Thursday, August 12, 2010

Googling is the New Eavesdropping

R asks:

I happened to find some stuff a supposed "friend" said about me on the internet. I was playing with Google, looking up my name, my boyfriend's name, etc. to see if things like facebook come up, and I put in my close friend's name. We arae not besties, but we're pretty close and talk almost on a daily babsis. If not on the phone, then by email. Well, I found out that she's been saying things on a forum using a name that pretty much gives herself away and also uses her signature pic as a pic of herself so I know it's her. She has told some things about me that I felt were confidential, and NEVER thought she'd tell them to anyone let alone the internet. I know what you put online is public info these days, but I thought you can still confide in a good friend. Hopefully no one we mutually know sees what she has said but just like I found her, to me there's always a chance someone else did and these things she is talking about are embarassing and personal.

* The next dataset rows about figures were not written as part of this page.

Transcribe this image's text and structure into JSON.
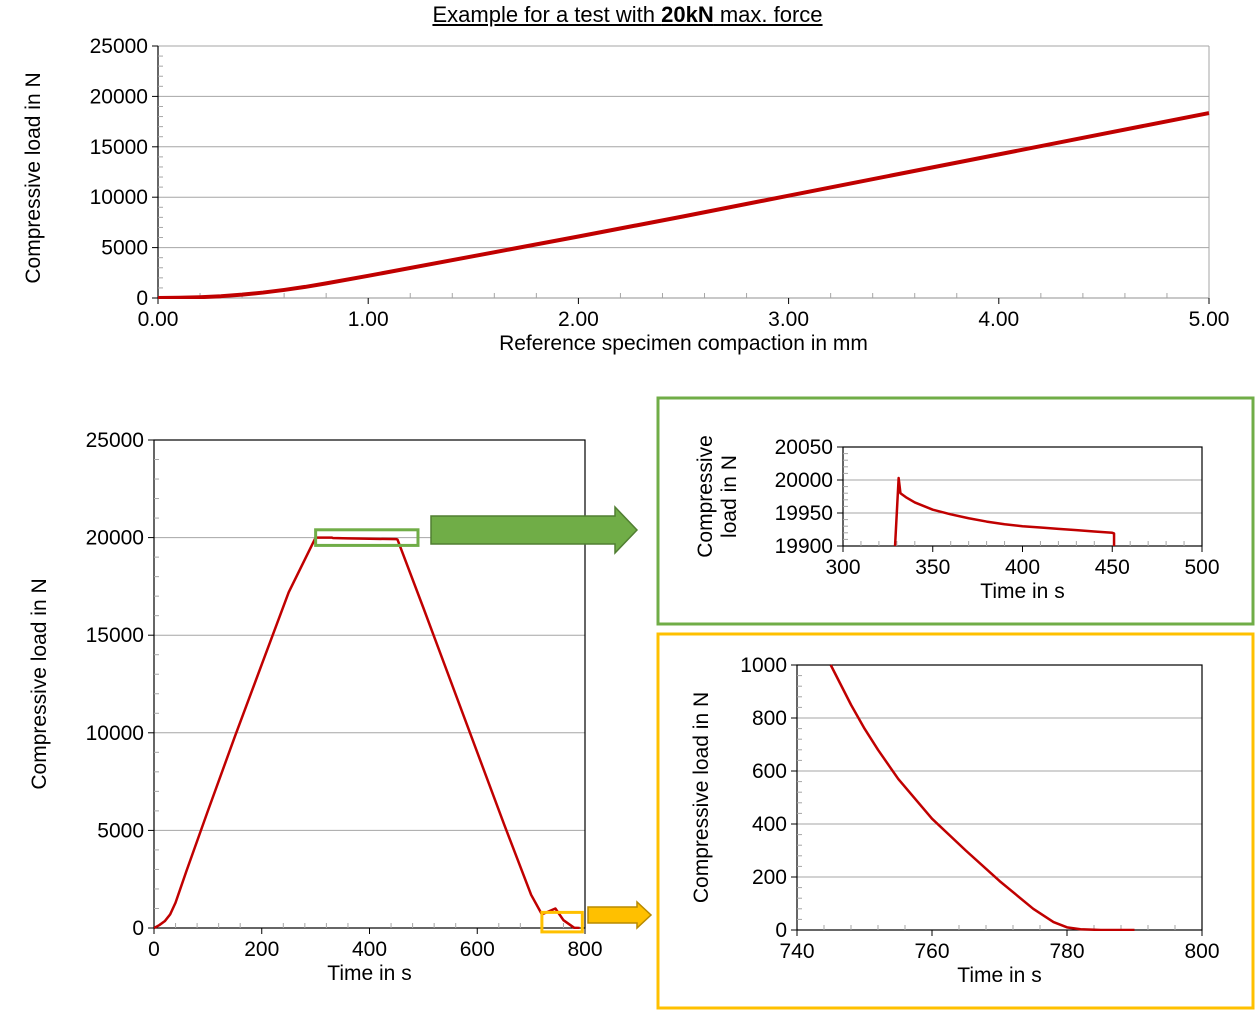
{
  "title": {
    "prefix": "Example for a test with ",
    "bold": "20kN",
    "suffix": " max. force"
  },
  "colors": {
    "series": "#c00000",
    "green_accent": "#70ad47",
    "orange_accent": "#ffc000",
    "grid": "#a6a6a6",
    "axis": "#000000"
  },
  "chart_data": [
    {
      "id": "top",
      "type": "line",
      "xlabel": "Reference specimen compaction in mm",
      "ylabel": "Compressive load in N",
      "xlim": [
        0,
        5
      ],
      "ylim": [
        0,
        25000
      ],
      "xticks": [
        0,
        1,
        2,
        3,
        4,
        5
      ],
      "xtick_labels": [
        "0.00",
        "1.00",
        "2.00",
        "3.00",
        "4.00",
        "5.00"
      ],
      "yticks": [
        0,
        5000,
        10000,
        15000,
        20000,
        25000
      ],
      "ytick_labels": [
        "0",
        "5000",
        "10000",
        "15000",
        "20000",
        "25000"
      ],
      "grid": true,
      "series": [
        {
          "x": [
            0,
            0.1,
            0.2,
            0.3,
            0.4,
            0.5,
            0.6,
            0.7,
            0.8,
            1.0,
            1.5,
            2.0,
            2.5,
            3.0,
            3.5,
            4.0,
            4.5,
            5.0
          ],
          "y": [
            0,
            20,
            80,
            180,
            330,
            540,
            800,
            1100,
            1450,
            2200,
            4150,
            6100,
            8100,
            10150,
            12200,
            14250,
            16300,
            18350
          ]
        }
      ]
    },
    {
      "id": "main",
      "type": "line",
      "xlabel": "Time in s",
      "ylabel": "Compressive load in N",
      "xlim": [
        0,
        800
      ],
      "ylim": [
        0,
        25000
      ],
      "xticks": [
        0,
        200,
        400,
        600,
        800
      ],
      "xtick_labels": [
        "0",
        "200",
        "400",
        "600",
        "800"
      ],
      "yticks": [
        0,
        5000,
        10000,
        15000,
        20000,
        25000
      ],
      "ytick_labels": [
        "0",
        "5000",
        "10000",
        "15000",
        "20000",
        "25000"
      ],
      "grid": true,
      "series": [
        {
          "x": [
            0,
            10,
            20,
            30,
            40,
            60,
            100,
            150,
            200,
            250,
            300,
            330,
            332,
            360,
            400,
            450,
            452,
            500,
            550,
            600,
            650,
            700,
            720,
            745,
            760,
            780,
            790
          ],
          "y": [
            0,
            150,
            350,
            700,
            1300,
            2900,
            6000,
            9800,
            13500,
            17200,
            20000,
            20000,
            19980,
            19960,
            19940,
            19920,
            19900,
            16400,
            12700,
            9000,
            5300,
            1700,
            700,
            1000,
            400,
            10,
            0
          ]
        }
      ],
      "annotations": [
        {
          "type": "box",
          "color": "green",
          "x_range": [
            300,
            490
          ],
          "y_range": [
            19600,
            20400
          ]
        },
        {
          "type": "box",
          "color": "orange",
          "x_range": [
            720,
            795
          ],
          "y_range": [
            -200,
            800
          ]
        }
      ]
    },
    {
      "id": "zoom_top",
      "type": "line",
      "xlabel": "Time in s",
      "ylabel": "Compressive load in N",
      "ylabel_lines": [
        "Compressive",
        "load in N"
      ],
      "xlim": [
        300,
        500
      ],
      "ylim": [
        19900,
        20050
      ],
      "xticks": [
        300,
        350,
        400,
        450,
        500
      ],
      "xtick_labels": [
        "300",
        "350",
        "400",
        "450",
        "500"
      ],
      "yticks": [
        19900,
        19950,
        20000,
        20050
      ],
      "ytick_labels": [
        "19900",
        "19950",
        "20000",
        "20050"
      ],
      "grid": true,
      "series": [
        {
          "x": [
            329,
            331,
            332,
            335,
            340,
            350,
            360,
            370,
            380,
            390,
            400,
            410,
            420,
            430,
            440,
            450,
            451,
            451
          ],
          "y": [
            19900,
            20003,
            19980,
            19974,
            19966,
            19955,
            19948,
            19942,
            19937,
            19933,
            19930,
            19928,
            19926,
            19924,
            19922,
            19920,
            19919,
            19900
          ]
        }
      ]
    },
    {
      "id": "zoom_bottom",
      "type": "line",
      "xlabel": "Time in s",
      "ylabel": "Compressive load in N",
      "xlim": [
        740,
        800
      ],
      "ylim": [
        0,
        1000
      ],
      "xticks": [
        740,
        760,
        780,
        800
      ],
      "xtick_labels": [
        "740",
        "760",
        "780",
        "800"
      ],
      "yticks": [
        0,
        200,
        400,
        600,
        800,
        1000
      ],
      "ytick_labels": [
        "0",
        "200",
        "400",
        "600",
        "800",
        "1000"
      ],
      "grid": true,
      "series": [
        {
          "x": [
            745,
            748,
            750,
            752,
            755,
            758,
            760,
            765,
            770,
            775,
            778,
            780,
            782,
            785,
            790
          ],
          "y": [
            1000,
            850,
            760,
            680,
            570,
            480,
            420,
            300,
            185,
            80,
            30,
            10,
            3,
            0,
            0
          ]
        }
      ]
    }
  ]
}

I also by the way, found out some pretty disgusting personal things about her and her husband's relationship that have to do with their sex life from her posting it online. I want to know if I should confront her, or let it go? What should I do!!

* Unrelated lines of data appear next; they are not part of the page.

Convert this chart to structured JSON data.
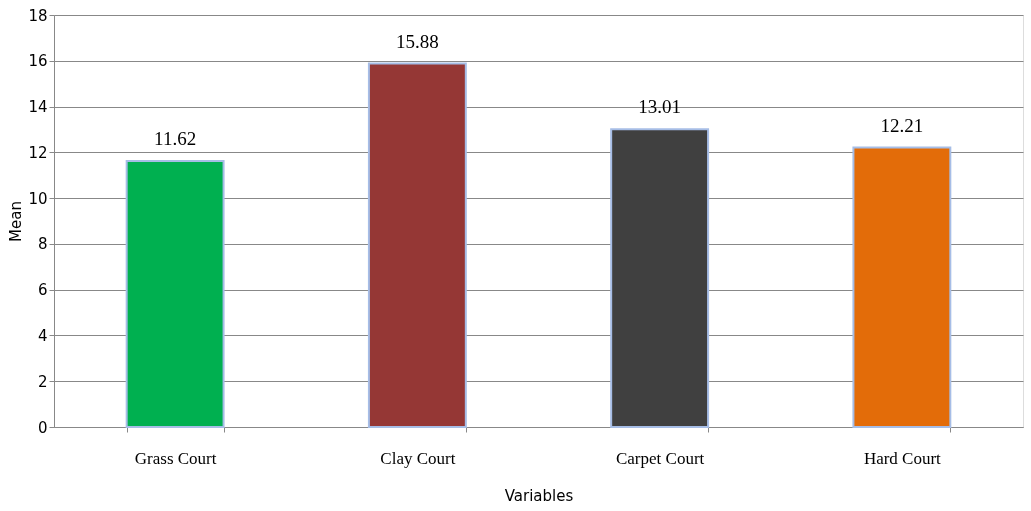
{
  "chart_data": {
    "type": "bar",
    "xlabel": "Variables",
    "ylabel": "Mean",
    "categories": [
      "Grass Court",
      "Clay Court",
      "Carpet Court",
      "Hard Court"
    ],
    "values": [
      11.62,
      15.88,
      13.01,
      12.21
    ],
    "colors": [
      "#00b050",
      "#953735",
      "#404040",
      "#e36c09"
    ],
    "ylim": [
      0,
      18
    ],
    "yticks": [
      0,
      2,
      4,
      6,
      8,
      10,
      12,
      14,
      16,
      18
    ],
    "grid": "y",
    "data_labels": true
  }
}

Let's not pretend you stumbled upon this stuff accidentally. Unless she's using her full first and last name as her handle on an internet forum*, your search went beyond just typing her name into Google. What were you hoping to discover, and why? It sounds to me like regardless of how often you talk, you aren't actually very good friends.

Her sex life is none of your concern. Her choice to share it with the internet at large is also none of your concern. In that regard, you have nothing to confront her about.


The personal info she shared about you is your concern. If you want the stories removed, you're within your rights to confront her. Simply let her know that you found what she said about you online, and you'd appreciate it if she'd delete those posts because you'd rather not have personal identifying information out there. Understand that she will likely be embarrassed for having been caught, and could take that embarrassment out on you. So, confronting her has the potential to be friendship-ending. It doesn't really seem to me like this is a friendship worth saving anyway.



*If she is, in fact, using her full name on an internet forum, this is a whole different problem. In this case, you're going to want to point out to her the dangers of having too much personal information available online. Remind her that everything she writes can be easily found by family, friends, and potential employers.